- Associated Press - Monday, August 15, 2016

HONOLULU (AP) - A federal appeals court is upholding an earlier decision to support the way Hawaii holds its primary elections, rejecting the Democratic Party’s desire to exclude non-Democrats from advancing candidates to the general election.

The Democratic Party of Hawaii had challenged the state’s open primary system where registered voters can choose any party’s ballot to cast their votes without formally joining the party. Party leaders wanted to limit primary elections to formal members or people willing to declare their allegiance, because they said the open primary system allows people from opposing parties to influence their party’s candidate selection.

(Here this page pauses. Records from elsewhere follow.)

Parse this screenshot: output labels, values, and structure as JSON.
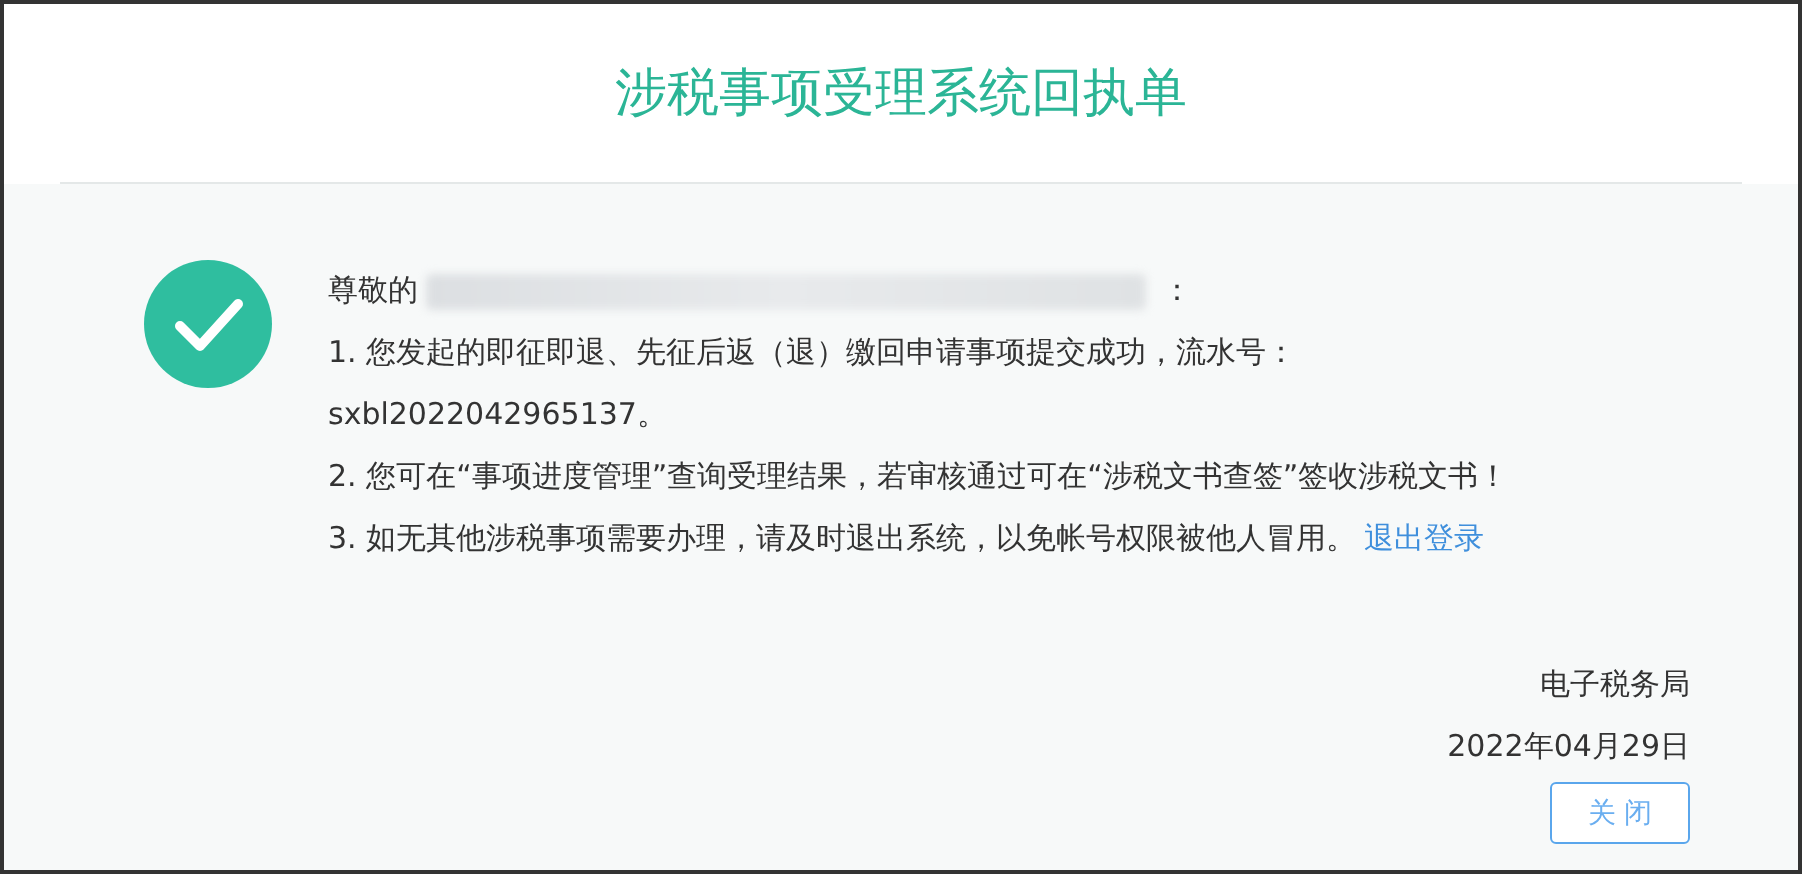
{
  "title": "涉税事项受理系统回执单",
  "greeting": {
    "prefix": "尊敬的",
    "suffix": "："
  },
  "items": [
    {
      "text": "1. 您发起的即征即退、先征后返（退）缴回申请事项提交成功，流水号：sxbl2022042965137。"
    },
    {
      "text": "2. 您可在“事项进度管理”查询受理结果，若审核通过可在“涉税文书查签”签收涉税文书！"
    },
    {
      "text": "3. 如无其他涉税事项需要办理，请及时退出系统，以免帐号权限被他人冒用。",
      "link": "退出登录"
    }
  ],
  "issuer": "电子税务局",
  "date": "2022年04月29日",
  "close_button": "关 闭"
}
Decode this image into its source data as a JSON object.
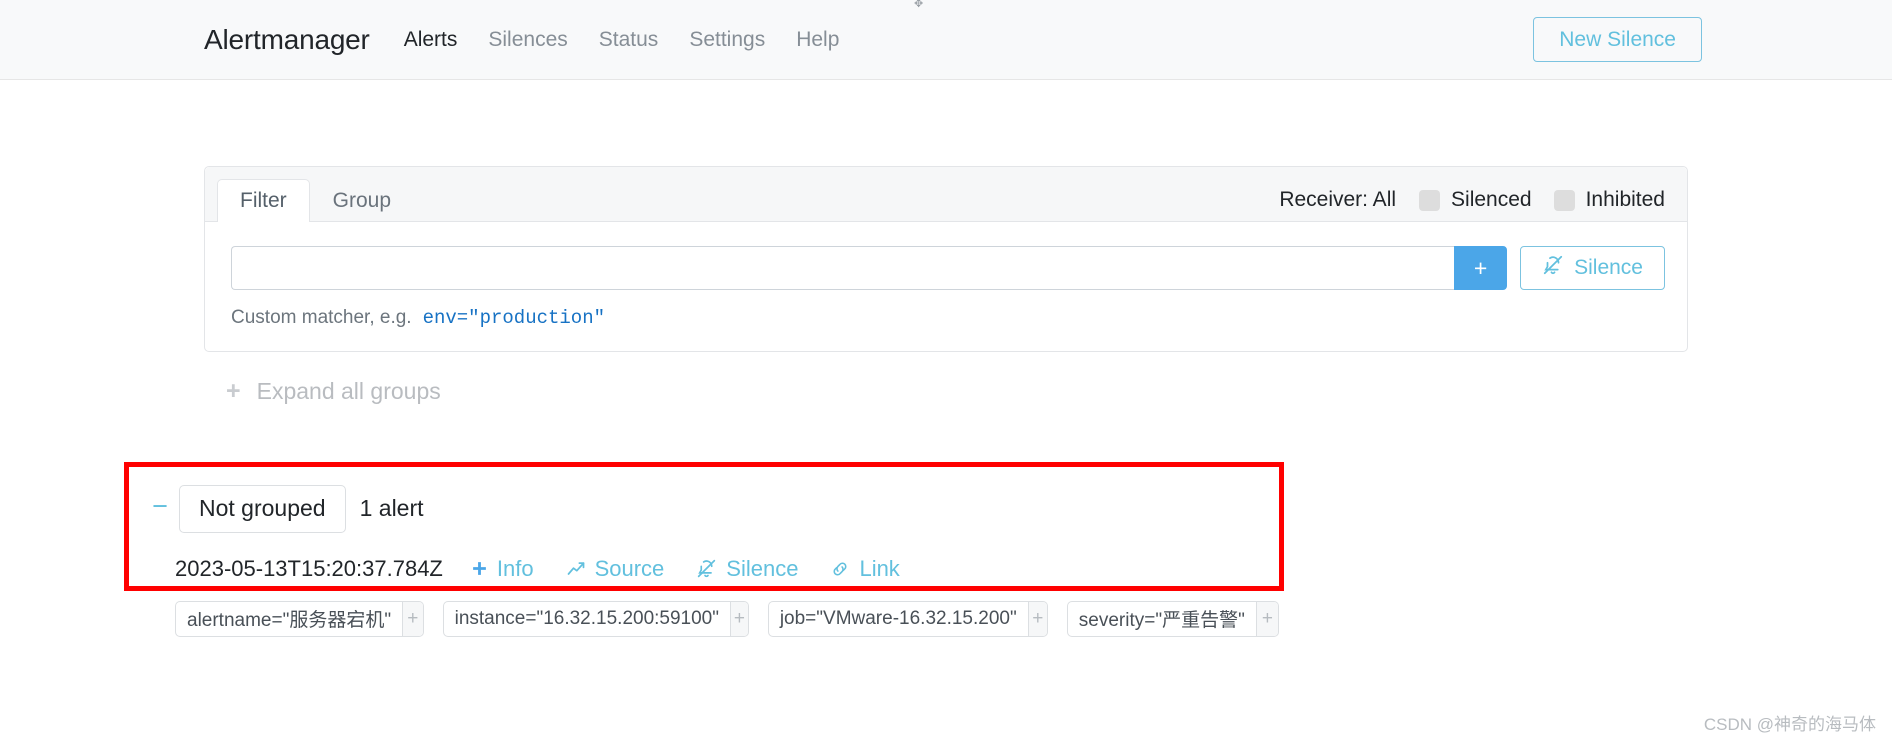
{
  "navbar": {
    "brand": "Alertmanager",
    "links": [
      {
        "label": "Alerts",
        "active": true
      },
      {
        "label": "Silences",
        "active": false
      },
      {
        "label": "Status",
        "active": false
      },
      {
        "label": "Settings",
        "active": false
      },
      {
        "label": "Help",
        "active": false
      }
    ],
    "new_silence_label": "New Silence"
  },
  "filter_card": {
    "tabs": [
      {
        "label": "Filter",
        "active": true
      },
      {
        "label": "Group",
        "active": false
      }
    ],
    "receiver_label": "Receiver: All",
    "checkboxes": [
      {
        "label": "Silenced",
        "checked": false
      },
      {
        "label": "Inhibited",
        "checked": false
      }
    ],
    "matcher_input_value": "",
    "matcher_input_placeholder": "",
    "add_button_label": "+",
    "silence_button_label": "Silence",
    "matcher_help_prefix": "Custom matcher, e.g.",
    "matcher_help_code": "env=\"production\""
  },
  "expand_all": {
    "icon_label": "+",
    "label": "Expand all groups"
  },
  "group": {
    "collapse_icon_label": "−",
    "name": "Not grouped",
    "alert_count": "1 alert",
    "alerts": [
      {
        "timestamp": "2023-05-13T15:20:37.784Z",
        "actions": [
          {
            "label": "Info",
            "icon": "plus-icon"
          },
          {
            "label": "Source",
            "icon": "chart-line-icon"
          },
          {
            "label": "Silence",
            "icon": "bell-slash-icon"
          },
          {
            "label": "Link",
            "icon": "link-icon"
          }
        ],
        "labels": [
          {
            "text": "alertname=\"服务器宕机\"",
            "add_label": "+"
          },
          {
            "text": "instance=\"16.32.15.200:59100\"",
            "add_label": "+"
          },
          {
            "text": "job=\"VMware-16.32.15.200\"",
            "add_label": "+"
          },
          {
            "text": "severity=\"严重告警\"",
            "add_label": "+"
          }
        ]
      }
    ]
  },
  "watermark": "CSDN @神奇的海马体",
  "colors": {
    "accent_blue": "#62c0de",
    "primary_blue": "#4ba6e8",
    "code_blue": "#1772c4",
    "highlight_red": "#ff0000",
    "muted_gray": "#868e96"
  }
}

Judge Wallace Tashima of the Ninth Circuit Court of Appeals said it was up to the Hawaii Democratic Party to prove that problem exists. But he said in an opinion Monday the party didn’t provide evidence that opponents are determining the Democratic Party’s election outcomes.

“Absent evidence that Hawaii’s system affects the Party’s ability to select its nominees, the Party’s facial challenge failed,” Tashima wrote.

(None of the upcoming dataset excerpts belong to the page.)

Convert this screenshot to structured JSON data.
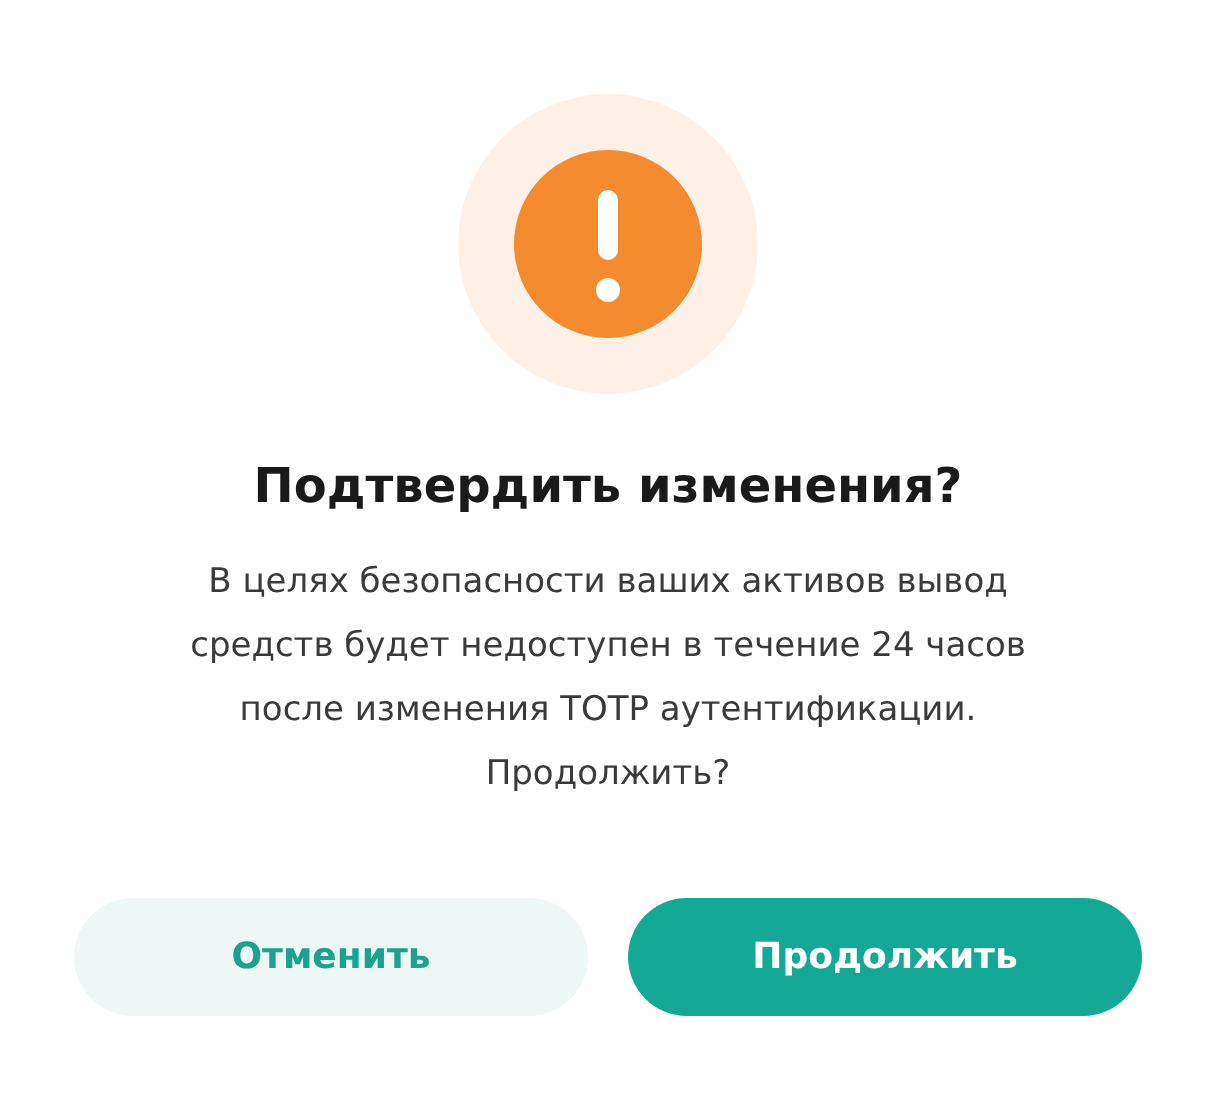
{
  "dialog": {
    "title": "Подтвердить изменения?",
    "message": "В целях безопасности ваших активов вывод средств будет недоступен в течение 24 часов после изменения TOTP аутентификации.",
    "question": "Продолжить?",
    "buttons": [
      {
        "label": "Отменить",
        "kind": "secondary"
      },
      {
        "label": "Продолжить",
        "kind": "primary"
      }
    ]
  }
}
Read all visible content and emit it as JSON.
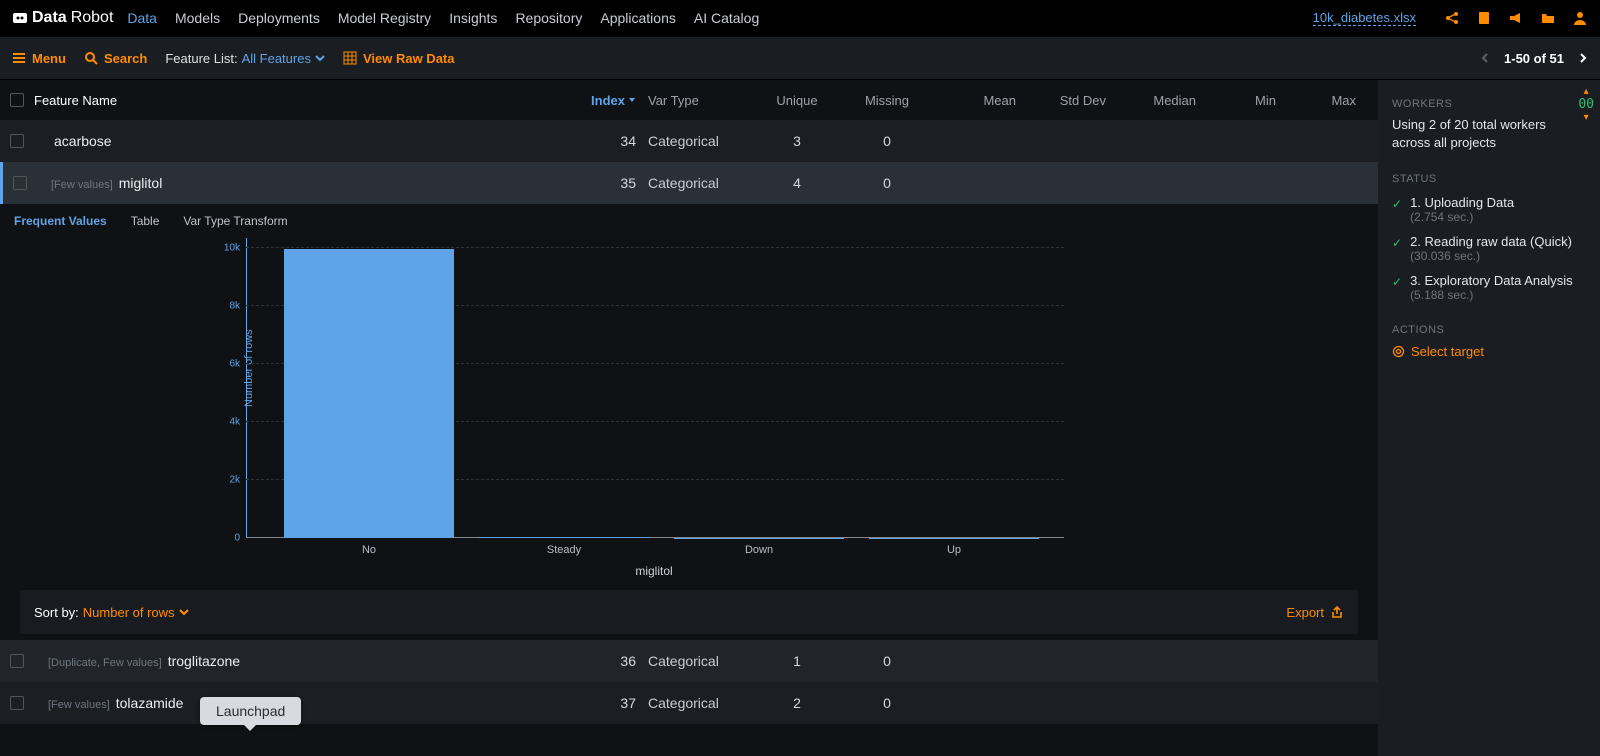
{
  "topnav": {
    "logo_bold": "Data",
    "logo_thin": "Robot",
    "items": [
      "Data",
      "Models",
      "Deployments",
      "Model Registry",
      "Insights",
      "Repository",
      "Applications",
      "AI Catalog"
    ],
    "project_link": "10k_diabetes.xlsx"
  },
  "subnav": {
    "menu": "Menu",
    "search": "Search",
    "feature_list_label": "Feature List:",
    "feature_list_value": "All Features",
    "view_raw": "View Raw Data",
    "pager": "1-50 of 51"
  },
  "columns": {
    "name": "Feature Name",
    "index": "Index",
    "vartype": "Var Type",
    "unique": "Unique",
    "missing": "Missing",
    "mean": "Mean",
    "stddev": "Std Dev",
    "median": "Median",
    "min": "Min",
    "max": "Max"
  },
  "rows": [
    {
      "tags": "",
      "name": "acarbose",
      "index": "34",
      "vartype": "Categorical",
      "unique": "3",
      "missing": "0"
    },
    {
      "tags": "[Few values]",
      "name": "miglitol",
      "index": "35",
      "vartype": "Categorical",
      "unique": "4",
      "missing": "0"
    },
    {
      "tags": "[Duplicate, Few values]",
      "name": "troglitazone",
      "index": "36",
      "vartype": "Categorical",
      "unique": "1",
      "missing": "0"
    },
    {
      "tags": "[Few values]",
      "name": "tolazamide",
      "index": "37",
      "vartype": "Categorical",
      "unique": "2",
      "missing": "0"
    }
  ],
  "expanded": {
    "tabs": [
      "Frequent Values",
      "Table",
      "Var Type Transform"
    ],
    "y_label": "Number of rows",
    "x_label": "miglitol"
  },
  "chart_data": {
    "type": "bar",
    "title": "",
    "xlabel": "miglitol",
    "ylabel": "Number of rows",
    "categories": [
      "No",
      "Steady",
      "Down",
      "Up"
    ],
    "values": [
      9950,
      30,
      10,
      10
    ],
    "ylim": [
      0,
      10000
    ],
    "yticks": [
      "0",
      "2k",
      "4k",
      "6k",
      "8k",
      "10k"
    ]
  },
  "sortbar": {
    "label": "Sort by:",
    "value": "Number of rows",
    "export": "Export"
  },
  "sidebar": {
    "workers_h": "Workers",
    "workers_text": "Using 2 of 20 total workers across all projects",
    "counter": "00",
    "status_h": "Status",
    "status": [
      {
        "title": "1. Uploading Data",
        "sub": "(2.754 sec.)"
      },
      {
        "title": "2. Reading raw data (Quick)",
        "sub": "(30.036 sec.)"
      },
      {
        "title": "3. Exploratory Data Analysis",
        "sub": "(5.188 sec.)"
      }
    ],
    "actions_h": "Actions",
    "action_link": "Select target"
  },
  "tooltip": "Launchpad"
}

Tim Vandeveer, chairman of the Democratic Party of Hawaii, said the party had not yet decided whether it would appeal the decision.

“Our executive committee has to discuss that very seriously,” Vandeveer said, adding that regardless of his own opinion, it won’t be his decision alone.

“I was elected (party chairman) as a Bernie Sanders supporter, and Sanders has been a very big proponent of open primaries,” Vandeveer said. “The progressive wing of our party is very pro-open primary.”

Hawaii is one of 15 states with open primaries, meaning voters can select any one party’s ballot to cast their votes on Election Day.

“The open primary is part of Hawaii’s commitment to make voting easier and to include more persons in the democratic process,” said Doug Chin, state attorney general, in a statement. “This ruling keeps Hawaii’s primary elections open to all registered voters, regardless of their formal party affiliation.”

Only nine states have closed primaries where voters have to register with a party in advance to cast a primary vote, the National Conference on State Legislatures says. Those closed primaries are designed to keep voters from “crossing over” and casting ballots in their opponent’s primary election.

Tashima said the U.S. Supreme Court previously declared California’s “blanket primary” system - which allowed people to vote for candidates from multiple parties in the primary - unconstitutional after California provided evidence of a problem. In that case, data showed 20 percent of registered Democrats and 37 percent of registered Republicans planned to vote in the other party’s primary in 1998. He said Hawaii didn’t supply evidence of that kind of “clear and present danger.”